High expectations (low put/call ratio, low short interest, and high percentage of analyst “Buy” recommendations) usually require a company to blow out earnings in order for the stock to rally. Such stocks are vulnerable to disappointments if the company simply meets estimates or issues a tepid outlook for next quarter.

On the other hand, low expectations (high put/call ratio, high short interest, and a low “Buy” rating percentage) mean that a stock will not have to work as hard to overcome sentiment.

Such stocks are less crowded, and thus have a greater potential to rally.
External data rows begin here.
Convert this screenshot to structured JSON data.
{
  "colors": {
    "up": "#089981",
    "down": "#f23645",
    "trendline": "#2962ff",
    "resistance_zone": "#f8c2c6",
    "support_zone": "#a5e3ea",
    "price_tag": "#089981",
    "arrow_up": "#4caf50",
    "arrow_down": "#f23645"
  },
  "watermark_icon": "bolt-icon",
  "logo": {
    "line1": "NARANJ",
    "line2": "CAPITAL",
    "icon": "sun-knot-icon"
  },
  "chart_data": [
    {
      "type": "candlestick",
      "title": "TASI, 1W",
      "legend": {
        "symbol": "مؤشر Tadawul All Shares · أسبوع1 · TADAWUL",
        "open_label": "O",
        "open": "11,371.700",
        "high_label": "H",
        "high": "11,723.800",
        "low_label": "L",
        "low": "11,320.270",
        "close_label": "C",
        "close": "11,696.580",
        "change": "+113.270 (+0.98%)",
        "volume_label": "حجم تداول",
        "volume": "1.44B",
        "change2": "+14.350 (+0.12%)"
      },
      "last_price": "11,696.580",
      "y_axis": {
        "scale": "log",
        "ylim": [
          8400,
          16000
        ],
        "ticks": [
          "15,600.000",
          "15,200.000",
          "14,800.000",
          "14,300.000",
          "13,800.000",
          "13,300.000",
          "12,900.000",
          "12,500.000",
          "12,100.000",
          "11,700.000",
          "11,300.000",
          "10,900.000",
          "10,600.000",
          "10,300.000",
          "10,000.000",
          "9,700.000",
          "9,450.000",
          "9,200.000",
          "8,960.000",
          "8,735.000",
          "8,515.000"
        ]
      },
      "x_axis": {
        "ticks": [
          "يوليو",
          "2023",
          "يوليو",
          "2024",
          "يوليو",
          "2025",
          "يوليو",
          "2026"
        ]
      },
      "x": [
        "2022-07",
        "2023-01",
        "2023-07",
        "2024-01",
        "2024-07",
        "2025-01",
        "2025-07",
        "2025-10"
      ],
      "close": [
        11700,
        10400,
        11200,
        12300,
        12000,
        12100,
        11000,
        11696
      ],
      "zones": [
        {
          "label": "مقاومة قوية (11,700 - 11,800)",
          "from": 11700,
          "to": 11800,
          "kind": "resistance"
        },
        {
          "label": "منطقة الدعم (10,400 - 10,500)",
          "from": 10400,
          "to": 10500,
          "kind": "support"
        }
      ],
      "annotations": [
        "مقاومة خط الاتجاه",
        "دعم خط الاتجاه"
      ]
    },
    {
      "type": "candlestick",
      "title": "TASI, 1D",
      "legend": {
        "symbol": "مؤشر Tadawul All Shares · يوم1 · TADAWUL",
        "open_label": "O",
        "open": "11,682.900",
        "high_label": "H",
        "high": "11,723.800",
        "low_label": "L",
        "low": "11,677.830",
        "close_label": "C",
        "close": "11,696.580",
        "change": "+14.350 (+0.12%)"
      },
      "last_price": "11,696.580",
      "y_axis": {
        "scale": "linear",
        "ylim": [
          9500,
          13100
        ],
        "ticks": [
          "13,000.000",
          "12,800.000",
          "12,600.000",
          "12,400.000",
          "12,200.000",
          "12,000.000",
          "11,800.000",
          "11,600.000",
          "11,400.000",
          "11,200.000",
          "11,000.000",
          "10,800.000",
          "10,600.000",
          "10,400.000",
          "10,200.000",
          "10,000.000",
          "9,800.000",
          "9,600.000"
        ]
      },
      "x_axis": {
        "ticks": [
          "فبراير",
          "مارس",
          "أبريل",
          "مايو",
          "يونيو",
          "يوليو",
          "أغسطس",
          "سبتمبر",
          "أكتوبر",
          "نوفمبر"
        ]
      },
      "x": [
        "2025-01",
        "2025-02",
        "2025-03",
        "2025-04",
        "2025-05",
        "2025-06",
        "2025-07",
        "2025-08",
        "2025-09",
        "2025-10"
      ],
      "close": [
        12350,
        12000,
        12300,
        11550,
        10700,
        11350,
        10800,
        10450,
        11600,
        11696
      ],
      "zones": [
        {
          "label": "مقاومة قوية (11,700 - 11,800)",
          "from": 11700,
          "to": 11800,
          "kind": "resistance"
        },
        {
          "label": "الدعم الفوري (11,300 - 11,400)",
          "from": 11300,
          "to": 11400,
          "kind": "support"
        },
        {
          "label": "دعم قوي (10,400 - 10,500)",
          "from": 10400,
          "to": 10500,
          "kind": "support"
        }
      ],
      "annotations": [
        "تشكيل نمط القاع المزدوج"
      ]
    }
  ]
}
Thus, capturing the sentiment backdrop prior to earnings, along with assessing the technicals and the company’s past earnings history, are the keys underlying your success.

Keep in mind that, even though earnings season is only acknowledged as a quarterly event, only two-thirds of the S&P 500 (SPX) companies report during that time. One or more companies makes an announcement practically every trading day throughout the year, as sectors like the banks and retailers operate their fiscal years/quarters outside of the calendar year/quarter.

So, if you’re looking to profit on your schedule, on any day of the year, playing the earnings game can earn you some decent options-trading income, whether the underlying companies are hitting the mark or are way off-target.